2. Flashing the Elk operating system image to the SD card#
To get the system running, you need to flash an Elk operating system image onto an SD card and plug it into the Raspberry Pi. The minimum required SD card size is 8GB.
Download the compressed image from the provided link. It will have a filename such as: elkpi-audio-os-image-basic-raspberrypi4-64-vX.Y.Z.wic.bz2.
Connect the empty SD card to a computer. If you do not have a computer with an SD/Micro-SD card reader, you will need a USB adapter.
At your convenience, you can either use balenaEtcher, or use plain dd with these instructions:
Find out under what name your SD card is listed on your computer, using e.g. lsblk -f. On modern Linux distributions it usually is /dev/sdb, /dev/sdc, or subsequent letters, or sometimes /dev/mmcblk0. We will from now on refer to it as /dev/sdX.
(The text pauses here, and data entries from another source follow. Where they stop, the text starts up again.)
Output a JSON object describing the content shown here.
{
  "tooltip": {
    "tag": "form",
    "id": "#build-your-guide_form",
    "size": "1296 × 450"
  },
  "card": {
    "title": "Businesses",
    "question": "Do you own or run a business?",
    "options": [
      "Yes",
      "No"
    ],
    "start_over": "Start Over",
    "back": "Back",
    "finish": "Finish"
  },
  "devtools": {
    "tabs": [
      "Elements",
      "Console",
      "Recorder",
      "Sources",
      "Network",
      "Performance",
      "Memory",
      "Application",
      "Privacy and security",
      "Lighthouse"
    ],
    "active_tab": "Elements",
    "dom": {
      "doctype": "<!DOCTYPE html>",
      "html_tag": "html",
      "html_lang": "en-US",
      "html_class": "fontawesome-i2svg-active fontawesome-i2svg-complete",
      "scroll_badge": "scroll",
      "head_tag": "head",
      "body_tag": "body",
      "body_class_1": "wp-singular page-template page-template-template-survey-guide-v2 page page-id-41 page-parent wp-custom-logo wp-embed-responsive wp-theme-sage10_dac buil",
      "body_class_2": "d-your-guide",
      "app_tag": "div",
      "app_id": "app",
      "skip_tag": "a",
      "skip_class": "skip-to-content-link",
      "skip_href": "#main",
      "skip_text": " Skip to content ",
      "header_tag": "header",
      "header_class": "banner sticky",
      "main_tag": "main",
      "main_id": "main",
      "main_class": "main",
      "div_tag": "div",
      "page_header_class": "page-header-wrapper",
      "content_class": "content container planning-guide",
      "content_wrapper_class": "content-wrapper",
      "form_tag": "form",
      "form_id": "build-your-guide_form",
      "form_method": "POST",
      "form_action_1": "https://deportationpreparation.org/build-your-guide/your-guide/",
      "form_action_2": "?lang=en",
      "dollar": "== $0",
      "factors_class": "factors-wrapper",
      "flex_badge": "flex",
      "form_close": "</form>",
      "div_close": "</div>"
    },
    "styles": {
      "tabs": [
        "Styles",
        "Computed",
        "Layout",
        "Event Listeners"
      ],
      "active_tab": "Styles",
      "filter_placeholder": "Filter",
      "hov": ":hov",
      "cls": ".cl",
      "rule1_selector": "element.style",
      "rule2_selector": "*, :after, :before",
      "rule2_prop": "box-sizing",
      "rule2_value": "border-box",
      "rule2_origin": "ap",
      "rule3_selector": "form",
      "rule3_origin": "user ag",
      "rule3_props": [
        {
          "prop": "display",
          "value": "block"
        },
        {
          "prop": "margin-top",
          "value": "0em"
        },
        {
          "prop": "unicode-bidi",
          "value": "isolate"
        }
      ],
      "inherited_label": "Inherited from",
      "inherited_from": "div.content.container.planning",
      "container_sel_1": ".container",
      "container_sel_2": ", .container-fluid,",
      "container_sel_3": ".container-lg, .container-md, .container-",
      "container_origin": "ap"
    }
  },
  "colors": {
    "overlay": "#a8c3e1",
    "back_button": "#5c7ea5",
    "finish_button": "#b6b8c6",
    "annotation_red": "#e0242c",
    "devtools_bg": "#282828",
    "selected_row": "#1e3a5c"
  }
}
Unmount the SD card if it was already mounted:
$ sudo umount /dev/sdX*
VERY IMPORTANT: double-check that you are using the correct device with dd! Otherwise you could risk wiping out another disk on your machine! To uncompress and flash onto the SD card run:
$ bzcat elkpi-audio-os-image-basic-raspberrypi4-64-vX.Y.Z.wic.bz2 | sudo dd of=/dev/sdX bs=4M status=progress && sync
The process can take a few minutes, so this is a good time to stretch your legs.
If for any reason the process fails, just reduce the bs=4M speed to bs=1M for example, and it should work great.
Also here you can flash the image using balenaEtcher, using Unarchiver to extract the .bz2 file first.
3. Power up, and next steps#
Put the SD card in the corresponding slot on the Raspberry Pi.
Connect the power supply Micro-USB cable to the Raspberry Pi - it will boot into Linux.
From here on, the steps for connecting, and getting sound output, are the same for all our boards. These are detailed in Run Elk on Boards.